First Prize Winner, Future Prentice competition (click images for larger view

At a sold-out event at the Chicago Architecture Foundation last night, the announcement of the winners in the Chicago Architectural Club's 2012 Chicago Prize Future Prentice competition marked the opening of an exhibition, handsomely mounted by CAF's Kate Keleman, of the issues surrounding the battle to save Bertrand Goldberg's Prentice Hospital, Reconsidering an Icon: Creative Conversations About Prentice Women's Hospital.  Competition winners are on display, and you can also view all of the entries, both at CAF, and on-line, here.
Demolished Additions, Second Prize winner by Noel Turgeon and Natalya Egon
From the time I've been able to spend with the submissions so far, I can say that the entries are of an extraordinarily high quality, balancing both the deeply researched and the extremely creative, often in the same concept.

Chicago Architectural Club Co-Presidents
Brian Strawn and Karla Sierralta
In addition to ten invited participants, the competition received 71 entries from 13 countries.  In addition to the CAC and CAF, the exhibition was co-sponsored by Chicago Bauhaus and Beyond. and AIA Chicago, whose Executive Vice President (and competition juror) Zurich Esposito announced the winners, which included an Honorary Mention, First, Second and Third prizes.

Juror Martin Felsen talked about what motivated the eight-member jury in selecting the competition's winners . . .
We met after Mayor Emanuel gave the big thumbs down for the survival of Prentice.  So that really affected our thinking, our mood, and how we judged the winners.
Martin Felsen
Innovation really had to be at the core of the ideas.  Practical solutions, while greatly appreciated - and awarded prizes in certain cases - were in a sense secondary to the idea that there's a kind of disciplinary innovation that had to be pushed ahead, and that was a direct result of the decision that was rendered by the Mayor.   We went away from saving Prentice, in a sense, to around it - ideas in general. The jury also discussed how these proposals could add real value to the health care sector in terms of innovation.

A big conversation - maybe the biggest conversation - was around the idea of a master plan and how a master plan maybe could have solved this whole problem in the first place.  Several of the proposals we see up here tried to repurpose Prentice as the heart of the Northwestern campus, highly connected between all of the different buildings and spaces in the neighborhood.  And on a more practical level, we just thought that a master plan that thought about the building itself, not as something to tear down or replace, but as something at the center of the campus, could have given a whole new meaning and function to the building as a place that the community could be centered on.
The First Prize winner, whose name draws on the work of word artist Robert Montgomery, was The Buildings are Sleeping, You Should Go and Wake Them Up, She Says, by designers Cyril Marsollier and Wallo Villacota.  Their proposal saves the foremost half of Goldberg's concrete cloverleaf, and builds Northwestern's new Research Lab behind it, in a way that the surviving half of old Prentice becomes whole when reflected in the glass curtain wall of the new structure behind.


badly shot video alert

Marsollier talked about the entry . . .
I think we really approached this project from a very pragmatic way.  I think we felt tied to the situation of losing Prentice.  That idea was frustrating in some ways, and so we really wanted to approach this project in a way that was a very real solution in our heads of how we can deal with this problem, as well as preserving the iconic imagery of the building.  Even walking by it how, it's extremely powerful, so I think that was  key to the whole project.
The new building is intersecting the existing structure halfway through and there's this reflecting facade that reflects the entire building.  The new building functions all by it itself, self-sufficient.      At the same time, we were trying to make sure that the existing structure and the new structure would kind of give each other different but shared values.

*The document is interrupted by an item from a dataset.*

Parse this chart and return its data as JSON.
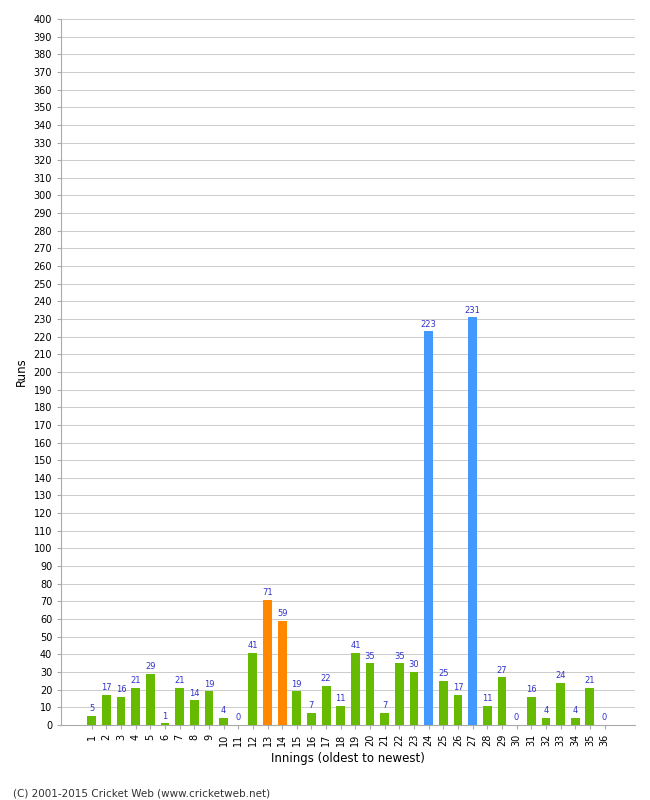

. . . We wanted to make sure that Northwestern could find its own reasons to keep the building for itself. . . 
Good luck with that.  In an article in Architectural Record,  spokesman Al Cubbage told reporter Fred A. Bernstein that Northwestern refuses to even look at the proposals.  With Mayor Rahm Emanuel safely stuffed in their back pocket, and all but one of the members of the Landmarks Commission little more than puppets to Emanuel's machinations, the courts are the only remaining check on Northwestern's arrogance and power.  Yesterday, Circuit Court Judge Neil Cohen issued a temporary stay of the Landmark Commission's revocation of the preliminary landmark designation it had unanimously granted Prentice less than two hours before.  The next hearing is scheduled for December 7th.
You can see all the winning entries on the CAC's website hereReconsidering an Icon: Creative Conversations About Prentice Women's Hospital is currently running in the Lecture Hall of the Chicago Architecture Foundation, 224 South Michigan.  Bertrand Goldberg's Prentice Hospital - the actual building - is running at its original site, 325 West Huron, at least through December 7.  Extensions are uncertain; see it while you can.